I used to hate running and it's taken me many years to finally do it regularly. I thought it was the dumbest, worst, most terrible exercise ever. And these past 4 years have been me trying to turn running into a habit. Today I can say that although I still have to overcome "running dread" and still have maybe a week when I switch to other cardio exercises, I run much more often than I used to and can tackle a 5k (albeit not very fast) on a casual day. These are some of the ideas I tried to get into the habit. Some might be unusual, some might not.

    1. Listen to a topic leader or someone at the top of their game

    Some guy asked me the other day if I had advice to motivate him to exercise. I said read "Can't Hurt Me" by David Goggins.

    2. Take on various online challenges

    I pushed myself to run 100 miles in a month and the 4x4x48 challenge (4 miles every 4 hours for 48 hours = 48 miles over a weekend). Typical challenges like "lets just run a 5k next month" don't turn me on.

    3. Do a running charity

    Tons online!

    4. Get a tracker

    I used to be "I don't need no trackers, I'm super self motivated and don't want no fancy gadgets to depend on." But trackers help me keep track, stay motivated, and measure, among other things.

    5. Talk to random fit people about running

    When I first started trying to get serious about running, I would talk to random people who looked fit and they would blow my mind with stats like "yeah I used to run 7 miles per day!" That always motivated me.
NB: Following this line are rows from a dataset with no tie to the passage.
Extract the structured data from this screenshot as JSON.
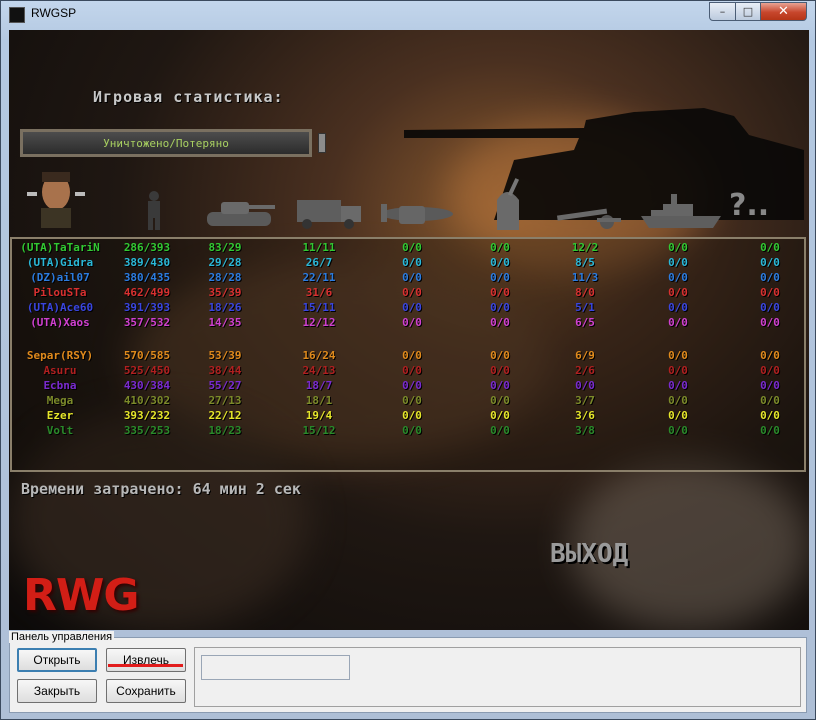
{
  "window": {
    "title": "RWGSP"
  },
  "game": {
    "heading": "Игровая статистика:",
    "category": "Уничтожено/Потеряно",
    "unknown_label": "?..",
    "time_label": "Времени затрачено: 64 мин 2 сек",
    "exit_label": "ВЫХОД",
    "logo": "RWG"
  },
  "stats": {
    "unit_icons": [
      "infantry-icon",
      "tank-icon",
      "truck-icon",
      "plane-icon",
      "bunker-icon",
      "artillery-icon",
      "ship-icon",
      "unknown-icon"
    ],
    "rows": [
      {
        "color": "#32c832",
        "values": [
          "(UTA)TaTariN",
          "286/393",
          "83/29",
          "11/11",
          "0/0",
          "0/0",
          "12/2",
          "0/0",
          "0/0"
        ]
      },
      {
        "color": "#2ab8d8",
        "values": [
          "(UTA)Gidra",
          "389/430",
          "29/28",
          "26/7",
          "0/0",
          "0/0",
          "8/5",
          "0/0",
          "0/0"
        ]
      },
      {
        "color": "#2c7ce0",
        "values": [
          "(DZ)ail07",
          "380/435",
          "28/28",
          "22/11",
          "0/0",
          "0/0",
          "11/3",
          "0/0",
          "0/0"
        ]
      },
      {
        "color": "#d83030",
        "values": [
          "PilouSTa",
          "462/499",
          "35/39",
          "31/6",
          "0/0",
          "0/0",
          "8/0",
          "0/0",
          "0/0"
        ]
      },
      {
        "color": "#3a46e0",
        "values": [
          "(UTA)Ace60",
          "391/393",
          "18/26",
          "15/11",
          "0/0",
          "0/0",
          "5/1",
          "0/0",
          "0/0"
        ]
      },
      {
        "color": "#d040d0",
        "values": [
          "(UTA)Xaos",
          "357/532",
          "14/35",
          "12/12",
          "0/0",
          "0/0",
          "6/5",
          "0/0",
          "0/0"
        ]
      },
      {
        "color": "#e08a1c",
        "values": [
          "Separ(RSY)",
          "570/585",
          "53/39",
          "16/24",
          "0/0",
          "0/0",
          "6/9",
          "0/0",
          "0/0"
        ]
      },
      {
        "color": "#b02020",
        "values": [
          "Asuru",
          "525/450",
          "38/44",
          "24/13",
          "0/0",
          "0/0",
          "2/6",
          "0/0",
          "0/0"
        ]
      },
      {
        "color": "#7a2ad0",
        "values": [
          "Ecbna",
          "430/384",
          "55/27",
          "18/7",
          "0/0",
          "0/0",
          "0/0",
          "0/0",
          "0/0"
        ]
      },
      {
        "color": "#7c8a2a",
        "values": [
          "Mega",
          "410/302",
          "27/13",
          "18/1",
          "0/0",
          "0/0",
          "3/7",
          "0/0",
          "0/0"
        ]
      },
      {
        "color": "#e6e62a",
        "values": [
          "Ezer",
          "393/232",
          "22/12",
          "19/4",
          "0/0",
          "0/0",
          "3/6",
          "0/0",
          "0/0"
        ]
      },
      {
        "color": "#2a8a2a",
        "values": [
          "Volt",
          "335/253",
          "18/23",
          "15/12",
          "0/0",
          "0/0",
          "3/8",
          "0/0",
          "0/0"
        ]
      }
    ]
  },
  "control_panel": {
    "legend": "Панель управления",
    "open": "Открыть",
    "extract": "Извлечь",
    "close": "Закрыть",
    "save": "Сохранить"
  }
}
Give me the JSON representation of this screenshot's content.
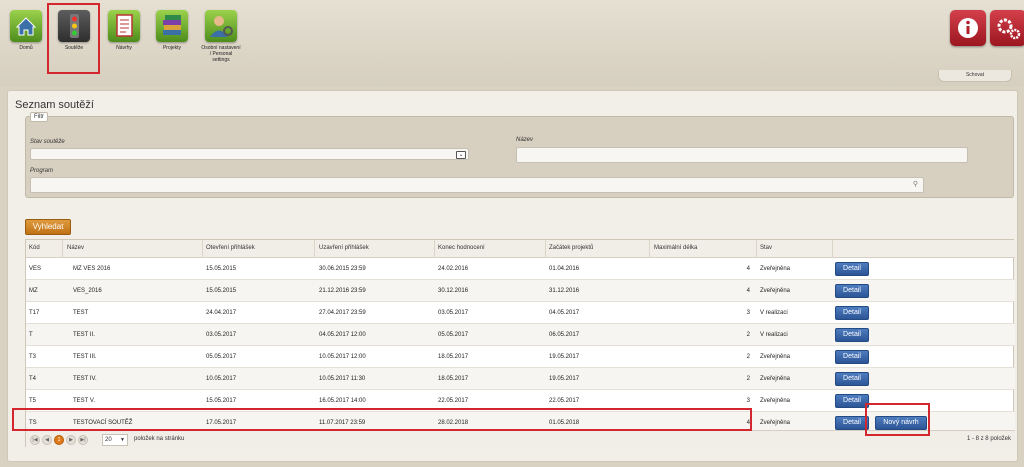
{
  "nav": {
    "items": [
      {
        "label": "Domů",
        "icon": "home-icon"
      },
      {
        "label": "Soutěže",
        "icon": "traffic-light-icon"
      },
      {
        "label": "Návrhy",
        "icon": "document-icon"
      },
      {
        "label": "Projekty",
        "icon": "books-icon"
      },
      {
        "label": "Osobní nastavení / Personal settings",
        "icon": "user-settings-icon"
      }
    ],
    "hide_label": "Schovat",
    "info_icon": "info-icon",
    "settings_icon": "gears-icon"
  },
  "page": {
    "title": "Seznam soutěží"
  },
  "filter": {
    "legend": "Filtr",
    "status_label": "Stav soutěže",
    "status_value": "",
    "name_label": "Název",
    "name_value": "",
    "program_label": "Program",
    "program_value": "",
    "search_label": "Vyhledat"
  },
  "table": {
    "columns": [
      "Kód",
      "Název",
      "Otevření přihlášek",
      "Uzavření přihlášek",
      "Konec hodnocení",
      "Začátek projektů",
      "Maximální délka",
      "Stav"
    ],
    "rows": [
      {
        "code": "VES",
        "name": "MZ VES 2016",
        "open": "15.05.2015",
        "close": "30.06.2015 23:59",
        "eval_end": "24.02.2016",
        "start": "01.04.2016",
        "max_len": "4",
        "status": "Zveřejněna",
        "detail": "Detail"
      },
      {
        "code": "MZ",
        "name": "VES_2016",
        "open": "15.05.2015",
        "close": "21.12.2016 23:59",
        "eval_end": "30.12.2016",
        "start": "31.12.2016",
        "max_len": "4",
        "status": "Zveřejněna",
        "detail": "Detail"
      },
      {
        "code": "T17",
        "name": "TEST",
        "open": "24.04.2017",
        "close": "27.04.2017 23:59",
        "eval_end": "03.05.2017",
        "start": "04.05.2017",
        "max_len": "3",
        "status": "V realizaci",
        "detail": "Detail"
      },
      {
        "code": "T",
        "name": "TEST II.",
        "open": "03.05.2017",
        "close": "04.05.2017 12:00",
        "eval_end": "05.05.2017",
        "start": "06.05.2017",
        "max_len": "2",
        "status": "V realizaci",
        "detail": "Detail"
      },
      {
        "code": "T3",
        "name": "TEST III.",
        "open": "05.05.2017",
        "close": "10.05.2017 12:00",
        "eval_end": "18.05.2017",
        "start": "19.05.2017",
        "max_len": "2",
        "status": "Zveřejněna",
        "detail": "Detail"
      },
      {
        "code": "T4",
        "name": "TEST IV.",
        "open": "10.05.2017",
        "close": "10.05.2017 11:30",
        "eval_end": "18.05.2017",
        "start": "19.05.2017",
        "max_len": "2",
        "status": "Zveřejněna",
        "detail": "Detail"
      },
      {
        "code": "T5",
        "name": "TEST V.",
        "open": "15.05.2017",
        "close": "16.05.2017 14:00",
        "eval_end": "22.05.2017",
        "start": "22.05.2017",
        "max_len": "3",
        "status": "Zveřejněna",
        "detail": "Detail"
      },
      {
        "code": "TS",
        "name": "TESTOVACÍ SOUTĚŽ",
        "open": "17.05.2017",
        "close": "11.07.2017 23:59",
        "eval_end": "28.02.2018",
        "start": "01.05.2018",
        "max_len": "4",
        "status": "Zveřejněna",
        "detail": "Detail",
        "new_proposal": "Nový návrh"
      }
    ]
  },
  "pager": {
    "current_page": "1",
    "page_size": "20",
    "page_size_label": "položek na stránku",
    "summary": "1 - 8 z 8 položek"
  }
}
It also, on a mental level, made me believe in the idea that the majority of fit bodies and people are made, not just born. We often believe it intellectually, but don't experience it enough.

    6. Train with some super fit people

    It can be hard to find a group of runners where they exceed your capabilities and let you train with them. I was very fortunate to have that experience where I was constantly straggling with other very patient runners. That really pushes you to work harder than you would if you went yourself.

    7. Cross train a lot

    I don't count stairs or bicycling or ellipticals or "row machines" in the same light as running. Basically if I do any other cross training, I count it as a "missed running day." They help keep my cardio and legs working on days I don't want to run.

    8. Flip your thinking

    On a lot of days when I plan to run, lot's of hours are spent thinking about how much I don't want to run. I've been working on flipping that thinking to "maybe I think about running all day because I like it?"

    9. No music mindfulness

    I don't run with headsets or music anymore. It's quite an interesting experience to be in the moment of running, alone with your thoughts. And without external noise or music telling you anything, you almost can't help but practice some mindfulness.

    10. Don't take those endorphins for granted!

    If you regularly exercise, you probably "know" you feel good when you get out of a good workout. And if you've been doing it long enough, it probably just is another good feeling habitual sensation you chase (one that's good for you). You might even almost forget you get the sensation or stop noticing it after a few years. But if you take the time to notice the real good feeling you get after a workout, particularly a run, and not take it for granted, you might get addicted to it.